Massive Single-Base Reaper Drone Army Deployment To Afghanistan

Kandahar, Afghanistan (TFC)— An army of MQ-9 Reaper drones has arrived in Afghanistan, reputedly the largest such deployment of the war. The majority of this massive fleet is stationed at a single base and trails a boost in ground troops.

Back in December, US generals promised another troop increase in America’s longest running war. Over 14,000 troops are currently deployed in Afghanistan including, RT notes, 3000 President Donald Trump sent in September. An additional 6000 were set to deploy towards the beginning of the year. However, the Trump Administration has misrepresented those figures before. These estimates also don’t account for the scores of contractors which reputedly flooded Afghanistan and Iraq after Trump took office.

This all follows major offensives by the Taliban, clashes between native militias and Islamic State, and the dropping of the largest non-nuclear US bomb. According to Washington Post, the Department of Defense hinted at yet another force of 1000 US troops in coming weeks.

Now, however, the government is opting to also augment its robotic aerial army. The announcement first appeared in a Stars And Stripes report which didn’t provide specific numbers. It did, however, allude to a massive surge in unmanned capabilities across the Air Force, and possibly the Navy.

Officially, the aircraft will conduct surveillance and hunter-killer operations against militias like the Taliban and Islamic State. According to Stars And Stripes, the fleet is increasing its numbers and capabilities by one-third, similar to the war’s peak in years past. Under the Trump Administration, drone operations simultaneously will enjoy new freedom to conduct strikes deeper into Taliban territory. In other words, further into dark zones journalists or even ground troops won’t venture. Currently, the Trump Administration’s kill rate is reportedly 80 times that of the Bush Administration.

Military officials including Air Force Colonel Stephan “Joker” Jones stated the augmented fleet will target enemy vehicles and buildings. A focus will be put on making strikes “as precise as possible” while avoiding collateral damage, Jones said. Reaper drones will also specifically aid a fresh deployment of the 1st Security Forces Assistance Brigade. The unit, based at Fort Bragg, is set to train and advise Afghan forces and is the first to specialize in that task. It’s unclear how close to combat alongside Afghan forces the unit will be, though it remains highly likely.

All this also comes on the heels of the distribution of massive DoD (Department of Defense) contracts for drone operation and maintenance. The Fifth Column was one of few if not the only outlet to report the General Atomics Aeronautical Systems contract, worth hundreds of millions. It raised the question then as it does now, how outsourced are US drone operations? Where does the military begin and the private industry end? Or, rather, is it the other way around entirely?

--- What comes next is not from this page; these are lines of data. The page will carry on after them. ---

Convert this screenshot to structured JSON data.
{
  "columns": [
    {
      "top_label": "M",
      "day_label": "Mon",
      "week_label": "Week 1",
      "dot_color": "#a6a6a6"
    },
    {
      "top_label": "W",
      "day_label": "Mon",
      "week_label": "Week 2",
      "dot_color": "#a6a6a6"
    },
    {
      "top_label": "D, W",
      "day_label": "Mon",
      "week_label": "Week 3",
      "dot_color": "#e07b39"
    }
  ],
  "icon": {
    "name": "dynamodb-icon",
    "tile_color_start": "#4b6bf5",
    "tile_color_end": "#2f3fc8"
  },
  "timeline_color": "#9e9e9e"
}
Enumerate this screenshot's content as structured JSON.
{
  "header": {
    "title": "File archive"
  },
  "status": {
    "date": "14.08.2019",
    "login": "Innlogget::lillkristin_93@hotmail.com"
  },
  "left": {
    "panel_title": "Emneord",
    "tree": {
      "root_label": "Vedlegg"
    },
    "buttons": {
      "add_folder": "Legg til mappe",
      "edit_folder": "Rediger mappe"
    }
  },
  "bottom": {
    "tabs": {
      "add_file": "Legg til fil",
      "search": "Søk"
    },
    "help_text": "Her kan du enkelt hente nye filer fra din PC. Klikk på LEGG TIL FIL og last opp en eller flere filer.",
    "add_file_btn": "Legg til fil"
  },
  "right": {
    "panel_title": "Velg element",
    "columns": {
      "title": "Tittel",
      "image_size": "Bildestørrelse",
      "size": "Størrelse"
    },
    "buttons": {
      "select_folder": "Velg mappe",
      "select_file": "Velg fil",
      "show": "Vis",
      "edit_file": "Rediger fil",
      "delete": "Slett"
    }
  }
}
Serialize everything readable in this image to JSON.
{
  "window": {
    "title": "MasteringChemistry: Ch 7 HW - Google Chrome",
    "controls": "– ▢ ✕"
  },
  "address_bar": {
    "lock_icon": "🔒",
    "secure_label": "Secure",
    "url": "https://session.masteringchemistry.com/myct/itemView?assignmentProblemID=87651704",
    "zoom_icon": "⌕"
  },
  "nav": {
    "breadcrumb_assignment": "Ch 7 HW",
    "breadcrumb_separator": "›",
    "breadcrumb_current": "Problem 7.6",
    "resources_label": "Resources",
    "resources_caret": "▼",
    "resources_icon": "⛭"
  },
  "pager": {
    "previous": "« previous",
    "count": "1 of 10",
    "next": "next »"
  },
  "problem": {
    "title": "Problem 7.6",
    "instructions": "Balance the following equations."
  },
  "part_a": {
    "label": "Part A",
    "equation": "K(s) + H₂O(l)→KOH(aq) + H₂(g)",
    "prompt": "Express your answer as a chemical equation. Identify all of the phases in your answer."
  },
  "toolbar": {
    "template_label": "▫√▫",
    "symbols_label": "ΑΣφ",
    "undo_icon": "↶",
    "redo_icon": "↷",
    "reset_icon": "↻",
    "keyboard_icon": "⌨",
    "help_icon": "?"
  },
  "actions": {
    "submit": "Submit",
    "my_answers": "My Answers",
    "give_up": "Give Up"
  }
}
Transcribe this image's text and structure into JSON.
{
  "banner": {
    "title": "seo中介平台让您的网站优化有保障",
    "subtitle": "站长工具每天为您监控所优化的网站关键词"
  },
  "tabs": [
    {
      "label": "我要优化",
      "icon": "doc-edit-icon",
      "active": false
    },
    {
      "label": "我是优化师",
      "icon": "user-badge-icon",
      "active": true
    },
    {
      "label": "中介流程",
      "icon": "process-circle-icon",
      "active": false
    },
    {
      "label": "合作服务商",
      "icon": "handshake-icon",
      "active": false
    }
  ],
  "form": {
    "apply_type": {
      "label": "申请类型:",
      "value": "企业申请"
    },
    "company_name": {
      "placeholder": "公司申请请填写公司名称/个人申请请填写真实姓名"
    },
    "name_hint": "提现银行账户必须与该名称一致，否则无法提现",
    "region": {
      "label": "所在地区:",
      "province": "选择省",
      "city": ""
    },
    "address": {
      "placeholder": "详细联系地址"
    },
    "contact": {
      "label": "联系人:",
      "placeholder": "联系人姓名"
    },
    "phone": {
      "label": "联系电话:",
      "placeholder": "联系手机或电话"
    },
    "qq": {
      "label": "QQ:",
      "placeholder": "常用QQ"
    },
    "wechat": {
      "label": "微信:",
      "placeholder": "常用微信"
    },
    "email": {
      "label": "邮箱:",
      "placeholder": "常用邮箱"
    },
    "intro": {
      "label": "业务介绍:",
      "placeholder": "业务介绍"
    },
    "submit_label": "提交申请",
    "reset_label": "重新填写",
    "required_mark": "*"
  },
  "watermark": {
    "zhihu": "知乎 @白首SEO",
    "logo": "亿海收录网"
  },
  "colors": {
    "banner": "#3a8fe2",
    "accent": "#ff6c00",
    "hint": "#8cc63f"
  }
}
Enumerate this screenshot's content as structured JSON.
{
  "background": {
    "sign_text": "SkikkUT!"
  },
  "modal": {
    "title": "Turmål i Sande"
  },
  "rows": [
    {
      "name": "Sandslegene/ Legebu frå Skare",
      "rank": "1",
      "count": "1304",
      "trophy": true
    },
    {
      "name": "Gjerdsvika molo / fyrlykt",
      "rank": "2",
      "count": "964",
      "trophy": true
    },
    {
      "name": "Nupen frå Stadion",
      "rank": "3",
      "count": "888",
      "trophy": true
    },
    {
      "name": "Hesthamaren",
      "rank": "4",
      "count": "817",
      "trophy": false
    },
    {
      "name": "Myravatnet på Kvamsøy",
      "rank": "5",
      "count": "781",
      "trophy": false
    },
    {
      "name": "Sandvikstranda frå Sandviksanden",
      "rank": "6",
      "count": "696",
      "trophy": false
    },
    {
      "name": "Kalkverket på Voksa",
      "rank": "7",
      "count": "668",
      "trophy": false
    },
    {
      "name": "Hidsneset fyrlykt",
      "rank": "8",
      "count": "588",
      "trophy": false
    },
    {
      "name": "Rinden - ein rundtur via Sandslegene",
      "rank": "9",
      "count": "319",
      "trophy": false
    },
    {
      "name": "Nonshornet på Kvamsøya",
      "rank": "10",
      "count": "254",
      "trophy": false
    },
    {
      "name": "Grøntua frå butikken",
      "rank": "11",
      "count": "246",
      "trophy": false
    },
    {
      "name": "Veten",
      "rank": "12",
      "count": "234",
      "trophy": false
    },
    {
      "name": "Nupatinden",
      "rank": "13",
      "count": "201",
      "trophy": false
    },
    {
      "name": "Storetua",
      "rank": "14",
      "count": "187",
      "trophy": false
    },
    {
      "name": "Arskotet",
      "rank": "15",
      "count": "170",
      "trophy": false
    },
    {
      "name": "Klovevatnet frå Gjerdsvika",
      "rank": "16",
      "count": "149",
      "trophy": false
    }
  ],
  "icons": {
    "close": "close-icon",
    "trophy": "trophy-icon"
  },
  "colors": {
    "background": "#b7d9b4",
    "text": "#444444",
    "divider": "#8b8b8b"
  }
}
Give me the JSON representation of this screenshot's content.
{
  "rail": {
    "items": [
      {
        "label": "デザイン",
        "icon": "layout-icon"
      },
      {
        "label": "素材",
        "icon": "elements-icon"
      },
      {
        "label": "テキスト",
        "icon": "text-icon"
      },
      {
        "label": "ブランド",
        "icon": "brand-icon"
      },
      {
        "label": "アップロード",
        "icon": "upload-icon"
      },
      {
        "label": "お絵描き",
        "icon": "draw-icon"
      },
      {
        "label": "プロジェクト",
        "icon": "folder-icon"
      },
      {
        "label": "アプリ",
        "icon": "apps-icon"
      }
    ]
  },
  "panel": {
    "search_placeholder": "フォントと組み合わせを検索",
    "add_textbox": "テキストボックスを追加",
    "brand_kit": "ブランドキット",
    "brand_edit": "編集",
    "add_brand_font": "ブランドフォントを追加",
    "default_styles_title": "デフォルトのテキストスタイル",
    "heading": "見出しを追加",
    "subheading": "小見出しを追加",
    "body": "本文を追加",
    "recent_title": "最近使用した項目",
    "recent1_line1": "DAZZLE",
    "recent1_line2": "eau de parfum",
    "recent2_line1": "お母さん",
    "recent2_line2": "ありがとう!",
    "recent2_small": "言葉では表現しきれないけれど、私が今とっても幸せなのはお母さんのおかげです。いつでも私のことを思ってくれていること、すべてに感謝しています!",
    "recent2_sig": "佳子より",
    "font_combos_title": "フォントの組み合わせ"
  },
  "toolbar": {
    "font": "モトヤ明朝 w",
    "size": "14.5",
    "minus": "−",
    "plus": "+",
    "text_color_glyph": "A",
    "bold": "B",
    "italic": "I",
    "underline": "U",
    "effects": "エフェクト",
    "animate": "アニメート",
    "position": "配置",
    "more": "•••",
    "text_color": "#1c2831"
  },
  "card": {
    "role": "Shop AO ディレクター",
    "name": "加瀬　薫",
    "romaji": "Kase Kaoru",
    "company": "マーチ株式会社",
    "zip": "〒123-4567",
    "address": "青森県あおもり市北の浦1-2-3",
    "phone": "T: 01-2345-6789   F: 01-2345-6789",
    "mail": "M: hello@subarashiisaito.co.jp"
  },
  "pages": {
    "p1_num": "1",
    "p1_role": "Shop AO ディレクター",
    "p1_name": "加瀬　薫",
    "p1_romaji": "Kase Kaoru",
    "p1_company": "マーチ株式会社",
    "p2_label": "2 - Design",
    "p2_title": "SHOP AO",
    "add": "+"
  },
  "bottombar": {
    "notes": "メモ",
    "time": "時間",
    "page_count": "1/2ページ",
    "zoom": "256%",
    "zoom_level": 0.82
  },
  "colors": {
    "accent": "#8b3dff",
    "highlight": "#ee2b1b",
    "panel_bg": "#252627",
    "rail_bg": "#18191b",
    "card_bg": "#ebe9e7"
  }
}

Image Source: Shodiqiel Hafily, Flickr, Creative Commons
Drone Survival Guide

Drone operations have come under heavy scrutiny over high civilian casualty rates and lack of oversight. The Intercept published several pieces focusing on the flaws in the drone program, specifically regarding intelligence. So-called “Signals Intelligence”, gathered via phone data or radio transmissions, targets electronic devices and not necessarily people. What if the phone is passed off, or planted somewhere else? Shockingly debilitating psychological disorders have also been reported in former drone operators. Training standards and the specific personality-types sought for drone pilots is also a point of contention. It all seems like steep prices to pay for operations with questionable success rates. 

Of the yet undisclosed scores of Reapers deployed to Afghanistan, how many are fully under the military’s hand? How much money could the massive drone deployment be raking in for defense contractors? Given the intensity of recent Taliban assaults, what’s the strategic sense in having all of these assets at a single US base? America’s longest running war is ramping up once again, filled with questions wherever the bombs hit.